Microsoft introduced XLM files in 1992 with the release of Excel 4.0. The files were commonly used by Excel users until the late-2000s, when Microsoft released Excel 2007. Excel 2007 enabled users to save macros with spreadsheets and save those spreadsheets as .XLSM or .XLTM files.
While XLM files are not as common as they once were, you may still encounter an XLM file that was packaged with an older version of Excel or created by a user. To create an XLM file in Excel 4.0 to 2003, select Tools → Macro → Record New Macro.... When creating the macro, you can assign a keyboard shortcut to run the macro.
NOTE: To view or create a macro in Excel 365, select the "View" tab, then click "Macros."
How to open an XLM file
You can open XLM files with Microsoft Excel in Windows and macOS. However, Microsoft encourages you to migrate the XLM macro to a later version of Microsoft Visual Basic for Applications (VBA).

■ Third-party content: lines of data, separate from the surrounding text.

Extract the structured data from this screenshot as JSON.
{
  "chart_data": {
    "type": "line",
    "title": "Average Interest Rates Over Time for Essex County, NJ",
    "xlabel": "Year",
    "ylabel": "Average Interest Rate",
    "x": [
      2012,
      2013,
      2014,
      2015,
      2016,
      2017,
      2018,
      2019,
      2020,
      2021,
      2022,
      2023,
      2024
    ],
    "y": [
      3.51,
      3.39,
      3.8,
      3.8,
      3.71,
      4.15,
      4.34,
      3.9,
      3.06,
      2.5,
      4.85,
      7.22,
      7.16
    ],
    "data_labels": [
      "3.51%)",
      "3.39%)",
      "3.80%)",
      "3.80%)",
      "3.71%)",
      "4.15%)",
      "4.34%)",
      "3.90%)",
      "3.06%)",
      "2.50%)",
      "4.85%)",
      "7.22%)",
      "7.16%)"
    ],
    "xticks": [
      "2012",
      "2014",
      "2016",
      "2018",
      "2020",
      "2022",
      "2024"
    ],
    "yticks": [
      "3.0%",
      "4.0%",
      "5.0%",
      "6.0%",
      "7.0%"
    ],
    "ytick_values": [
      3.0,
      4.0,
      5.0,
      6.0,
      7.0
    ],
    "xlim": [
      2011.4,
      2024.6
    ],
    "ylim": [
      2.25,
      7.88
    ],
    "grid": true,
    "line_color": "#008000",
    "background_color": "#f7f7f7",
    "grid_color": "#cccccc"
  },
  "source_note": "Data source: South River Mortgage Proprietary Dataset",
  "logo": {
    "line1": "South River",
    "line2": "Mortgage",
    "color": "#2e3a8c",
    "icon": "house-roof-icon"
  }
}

If you encounter a "security setting" error message in Excel when trying to open an XLM file, you need to change the macro settings in the application to run the macro. To do this, follow these steps:
- Select File → Options → Trust Center and click Trust Center Settings
- Select Macro Settings, and click "Enable all macros (not recommended; potentially dangerous code can run)"
- Select File Block Settings and choose "Excel 4 Macrosheets and Add-in files" under the "File Type" category (verify that the "Open" checkbox is checked
- Choose "Open selected file types in Protected View and allow editing" under "Open behavior for selected file types" and click OK twice.
XLM files may be used to distribute and execute malware attacks on victims' computers. To protect against malicious attacks, never double-click an unknown XLM file. Verify the legitimacy of the source of the XLM file before attempting to run the macro in Excel.